Doch Not schweißt bekanntlich zusammen und so hat eine beeindruckende Welle der Hilfe und Solidarität bundesweit die gesamte Weinbranche erfasst. Bereits in den ersten Tagen nach der Flutkatastrophe fuhren spontan etliche Winzer mit Gummistiefeln, Schaufeln, Pumpen, Stromaggregaten und Akkustrahlern zu ihren Freunden und Kollegen an die Ahr, um bei den Aufräumarbeiten mitzumachen. In ungeahnter Einigkeit wird seitdem darum gekämpft, ein komplettes Weinanbaugebiet zu erhalten und wiederaufzubauen. Schnell war klar, dass dafür vor allem umfangreiche finanzielle Mittel vonnöten sein werden.

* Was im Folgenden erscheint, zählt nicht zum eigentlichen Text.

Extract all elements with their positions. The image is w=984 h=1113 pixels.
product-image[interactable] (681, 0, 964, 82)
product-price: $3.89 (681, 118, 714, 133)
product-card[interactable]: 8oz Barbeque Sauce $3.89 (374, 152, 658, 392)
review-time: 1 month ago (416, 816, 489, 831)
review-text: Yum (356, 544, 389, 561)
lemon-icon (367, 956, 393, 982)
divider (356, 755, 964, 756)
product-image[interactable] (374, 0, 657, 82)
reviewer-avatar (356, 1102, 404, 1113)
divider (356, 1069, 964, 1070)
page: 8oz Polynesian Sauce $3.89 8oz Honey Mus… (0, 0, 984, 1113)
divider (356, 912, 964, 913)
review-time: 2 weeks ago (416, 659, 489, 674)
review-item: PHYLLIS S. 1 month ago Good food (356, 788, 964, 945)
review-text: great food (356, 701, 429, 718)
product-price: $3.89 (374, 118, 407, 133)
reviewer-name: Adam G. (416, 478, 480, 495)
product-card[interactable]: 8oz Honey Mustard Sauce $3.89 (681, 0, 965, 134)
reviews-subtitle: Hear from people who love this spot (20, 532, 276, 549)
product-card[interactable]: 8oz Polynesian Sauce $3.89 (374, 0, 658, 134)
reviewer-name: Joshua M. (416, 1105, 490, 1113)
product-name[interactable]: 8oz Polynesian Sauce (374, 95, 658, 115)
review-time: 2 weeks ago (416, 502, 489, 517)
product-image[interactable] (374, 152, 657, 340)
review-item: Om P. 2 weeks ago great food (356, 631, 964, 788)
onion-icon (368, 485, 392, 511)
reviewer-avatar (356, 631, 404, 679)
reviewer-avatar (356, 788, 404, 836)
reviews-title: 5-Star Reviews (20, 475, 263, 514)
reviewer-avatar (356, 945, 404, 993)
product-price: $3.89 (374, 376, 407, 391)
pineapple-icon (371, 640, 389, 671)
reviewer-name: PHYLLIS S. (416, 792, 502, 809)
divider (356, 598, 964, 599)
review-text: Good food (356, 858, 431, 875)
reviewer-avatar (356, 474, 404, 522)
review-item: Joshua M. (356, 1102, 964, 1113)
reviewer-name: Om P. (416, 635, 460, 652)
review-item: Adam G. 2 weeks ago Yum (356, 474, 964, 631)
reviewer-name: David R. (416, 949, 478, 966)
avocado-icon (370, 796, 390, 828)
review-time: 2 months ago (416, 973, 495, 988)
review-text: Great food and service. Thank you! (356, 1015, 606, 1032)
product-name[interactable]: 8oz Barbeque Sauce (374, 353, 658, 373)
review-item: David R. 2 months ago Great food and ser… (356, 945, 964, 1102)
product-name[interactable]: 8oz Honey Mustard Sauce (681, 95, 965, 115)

Der Bauern- und Winzerverband Rheinland-Nassau rief gemeinsam mit dem Deutschen Weinbauverband zu Spenden an den Bäuerlichen Hilfsfonds auf, unter dem Stichwort „Starkregenkatastrophe“ kann weiterhin gespendet werden. Auch andere Branchenverbände und Vereine bieten Spendenmöglichkeiten an wie beispielsweise der VDP unter dem Motto „Der Adler hilft“, die Schorlemer Stiftung des Deutschen Bauernverbandes, die Raiffeisen-Stiftung sowie die VEG Geisenheim. Die gesammelten Gelder kommen Landwirten und natürlich vor allem den Erzeugern an Ahr, unabhängig von Mitgliedschaften in genannten Verbänden und Vereinen, bedarfsgerecht zugute.

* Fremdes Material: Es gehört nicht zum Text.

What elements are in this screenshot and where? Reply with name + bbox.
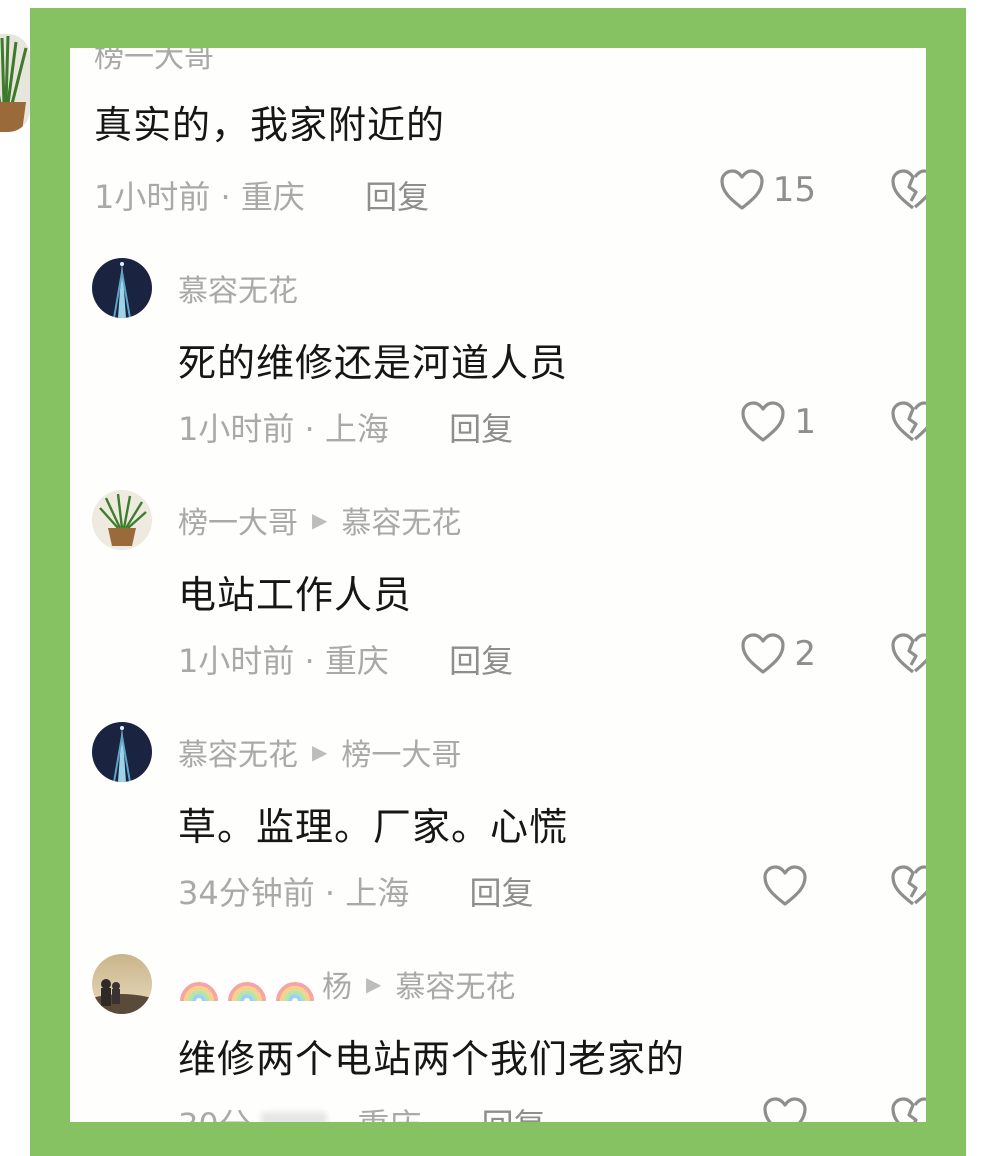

Unter dem Titel „Solida(h)rität“ rief Dirk Würtz vom Weingut St. Antony in Nierstein spontan über die sozialen Medien Weinerzeuger auf, Weine für eine wohltätige Paketaktion zur Verfügung zu stellen. Die Reaktion war überwältigend. In sämtlichen Anbaugebieten und sogar über die Bundesgrenzen hinaus bis nach Griechenland und Südafrika wurden in Regionaldepots gespendete Flaschen gesammelt und anschließend palettenweise nach Nierstein verschickt. Speditionen und private Winzer übernahmen vielfach kostenlos den Transport. DWI, Moselwein e.V., Brohl Wellpappe und Moselglas stellten Versandkartonagen zur Verfügung, um nur einige Beispiele zu nennen. Es kamen auch freiwillige Helfer, unter anderem vom DWI, nach Nierstein, um die Weine zu kategorisieren und die Pakete zu packen. Nach 10.000 verkauften Paketen innerhalb weniger Tage musste der Verkauf zwischenzeitlich unterbrochen werden, um in ein größeres Logistikzentrum umzuziehen. Inzwischen ist die Aktion wieder angelaufen, über 20.000 Pakete sind inzwischen verkauft. Erhältlich sind sie für 65€ im Online-Shop des Weinguts St. Antony. Der gesamte Erlös kommt über das Spendenkonto des VDP den betroffenen Winzern der Ahr zugute.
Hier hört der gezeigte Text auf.